Debugging "Failed Documents" from Data Visualizer CSV Ingestion

I have a CSV file I'm trying to convert into an index via Kibana.

I go to Machine Learning/Data Visualizer and upload my file. The "explanations" look good to me, as do all the guesses for the column types, so I hit "import". About 1,500 of 3,000 CSV lines could not be imported. The message says "This could be due to lines not matching the Grok pattern." and beneath that are the details of the error.

The data is proprietary, so I can't share it. But say that there is a "Notes" column that Kibana correctly determines to be of type text. The problematic lines are all in that column and of the form "Lorem ipsum; 99-9999, sit amet". The error message for each is "unable to convert [99-9999] to long".

My specific question is why is Kibana trying to convert this string to a numeric type when it appears in a text field? My more general question is how do I go about debugging this?

I thought I could look at the Pipeline that gets generated and find some error to fix, but that just appears to import the "Notes" column as text. It's not doing anything wrong.

What version are you on?

Is that a single column or multiple columns?

Are all the fields " quote delimited?

What IS the delimeter?

Perhaps you may have inconsistent quoting or delimeters etc.

Give us more of the "Shape" of the data? What does a couple columns / rows look like.

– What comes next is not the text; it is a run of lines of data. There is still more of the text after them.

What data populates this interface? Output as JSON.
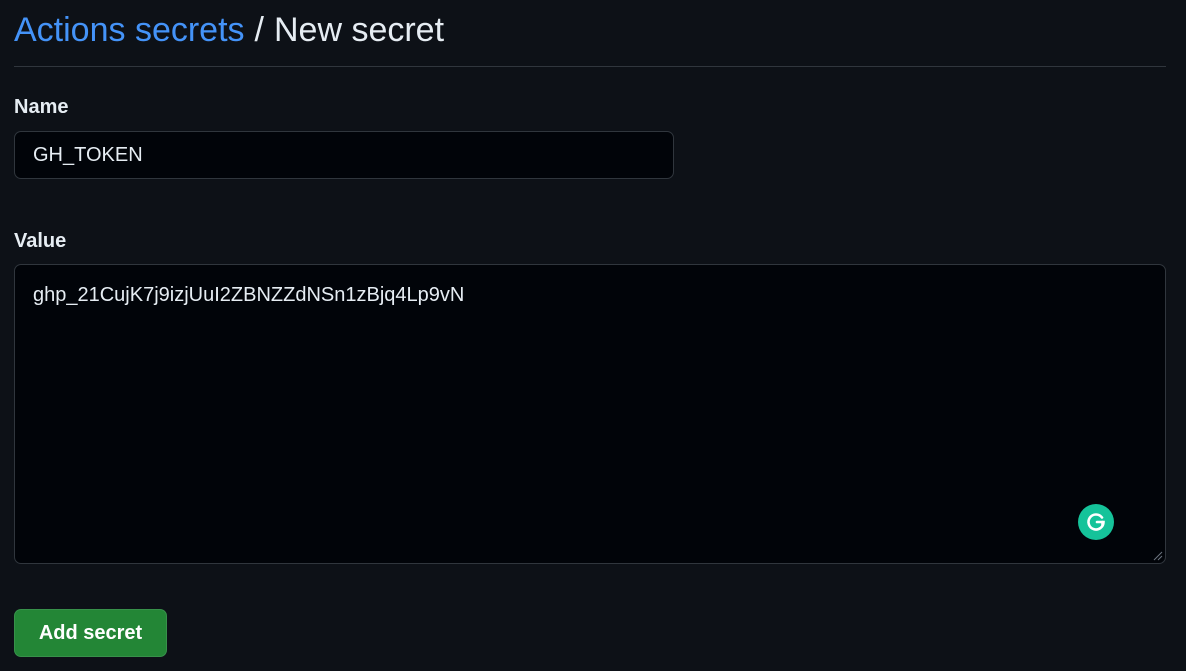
{
  "breadcrumb": {
    "parent_label": "Actions secrets",
    "separator": "/",
    "current_label": "New secret"
  },
  "form": {
    "name_label": "Name",
    "name_value": "GH_TOKEN",
    "value_label": "Value",
    "value_value": "ghp_21CujK7j9izjUuI2ZBNZZdNSn1zBjq4Lp9vN",
    "submit_label": "Add secret"
  },
  "icons": {
    "grammarly": "grammarly-icon",
    "resize": "resize-handle-icon"
  },
  "colors": {
    "background": "#0d1117",
    "link": "#4493f8",
    "primary_button": "#238636",
    "grammarly": "#15c39a"
  }
}
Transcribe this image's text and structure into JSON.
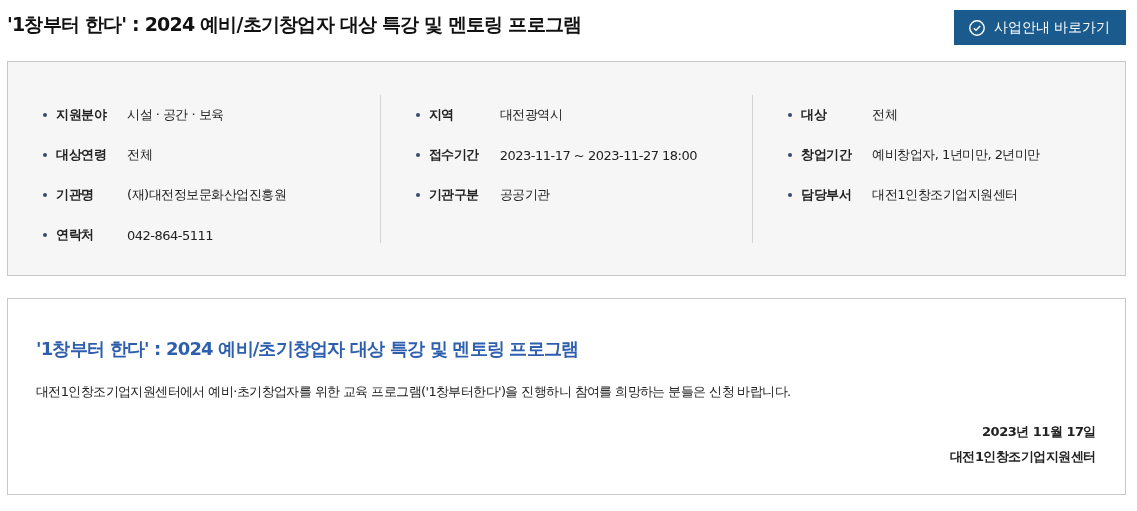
{
  "header": {
    "title": "'1창부터 한다' : 2024 예비/초기창업자 대상 특강 및 멘토링 프로그램",
    "button": "사업안내 바로가기"
  },
  "info_columns": [
    [
      {
        "label": "지원분야",
        "value": "시설 · 공간 · 보육"
      },
      {
        "label": "대상연령",
        "value": "전체"
      },
      {
        "label": "기관명",
        "value": "(재)대전정보문화산업진흥원"
      },
      {
        "label": "연락처",
        "value": "042-864-5111"
      }
    ],
    [
      {
        "label": "지역",
        "value": "대전광역시"
      },
      {
        "label": "접수기간",
        "value": "2023-11-17 ~ 2023-11-27 18:00"
      },
      {
        "label": "기관구분",
        "value": "공공기관"
      }
    ],
    [
      {
        "label": "대상",
        "value": "전체"
      },
      {
        "label": "창업기간",
        "value": "예비창업자, 1년미만, 2년미만"
      },
      {
        "label": "담당부서",
        "value": "대전1인창조기업지원센터"
      }
    ]
  ],
  "notice": {
    "title": "'1창부터 한다' : 2024 예비/초기창업자 대상 특강 및 멘토링 프로그램",
    "body": "대전1인창조기업지원센터에서 예비·초기창업자를 위한 교육 프로그램('1창부터한다')을 진행하니 참여를 희망하는 분들은 신청 바랍니다.",
    "date": "2023년 11월 17일",
    "signature": "대전1인창조기업지원센터"
  }
}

And you can change all this by going to the Advanced tab

This parsed fine for me Version 8.4 except I changed the ID to an integer it originally had it as a keyword

 1234,"Lorem ipsum; 99-9999, sit amet","Code"
 1234,"Lorem ipsum; 99-9999, sit amet","Code"
 1234,"Lorem ipsum; 99-9999, sit amet","Code"

Version 8.4.

That field is a single column. In the CSV, the columns to its left and right look like this.

999.9999,"Lorem ipsum; 99-9999, sit amet",x<!-- consectetur adipiscing -->

I was thinking this might be because there's a comma in the middle of the text, but in the CSV the whole cell is double-quoted and the advanced box in the Kibana UI had " as the quote delimiter.

I would look through your data. I suspect there are columns with or without the quotes. Or it's not that column at all. And one of your columns with a number in it sometimes has a number and sometimes does not. That could be another explanation.

You can still, import it, and then check the rows etc.

Everything it's doing is right in that advanced tab.

It seems like the best thing to do is start with a very small data set and write my own pipeline.

I authored a pipeline that just works on these three columns. Now I want to send one line of my CSV file through it? How do I do that?

I don't see how to tell the data file visualizer to use my custom pipeline. (I don't think that's its purpose.) I see documentation online like this blog post that describes how to convert your CSV into JSON documents outside of Kibana and then index them in the usual manner.

Is there an out-of-the-box way to ingest CSVs? Should I be tinkering with data file visualizer? Or should I just write my own CSV-to-JSON conversion script?

What kind of pipeline and ingest pipeline?

Can you show me?

You just cut-n-paste into the advanced tab

You could also create your own pipeline and use filebeat... if you plan to repeat this many times

Reading online a bit more, is this ingestion stuff what Logstash is for?

Let me back up...I know how no-SQL databases work and a few years ago I played with the development UI in Kibana, so I understand the core of the product. But now I'm trying to actually do something with it, so I need a better overview.

I'm a data scientist. I work with lots of different data sets. A lot of times they come in as CSV files. I need an easy way to ingest and analyze that data.

What I want to do is a demo for my colleagues where I open up some piece of software, load in a CSV file, push a few buttons, make a few pretty graphs, and then say, "See how easy this is? Now can we please stop writing our own dashboard software and concentrate on the things we're good at?"

Ideally I'd like to sit quietly in the back of a planning meeting where people are discussing how we're going to spend months writing visualizations and then have the visualizations done by the end of the meeting.

I think this is possible with Elasticsearch/Kibana, but I have to figure out which parts of the system to completely master in order to do it.

I suspect creating my own pipeline is the way to go.

Awesome Totally!

There are Logstash Pipelines (works great) that runs within logstash.... that take a little setup work, powerful but takes a little coding etc..

There are ingest pipelines that run inside Elasticsearch (What Data Visualizer uses) that can be called from from the REST API or Filebeat or Data Visualizer...

If you want to do that above I would write and ingest pipeline... then just cut-n-paste. into the data visualizer or use filebeat... basically you would just you a basic setup and then just set the pipeline in the output section.

Thanks. It helps to have the names of things to go look at tutorials of. Would you say that Visualizer is the out-of-box solution and Filebeat is the next step up for customization?

Yes... I think you ran into something a bit "wonky" (tech term :slight_smile: )
Visualizer for simple files usually works pretty good...

Writing an ingest pipeline can be pretty quick dev cycle... look up the _simulate API...
You use that with some sample docs and you can dev-test cycle very quick.

This topic was automatically closed 28 days after the last reply. New replies are no longer allowed.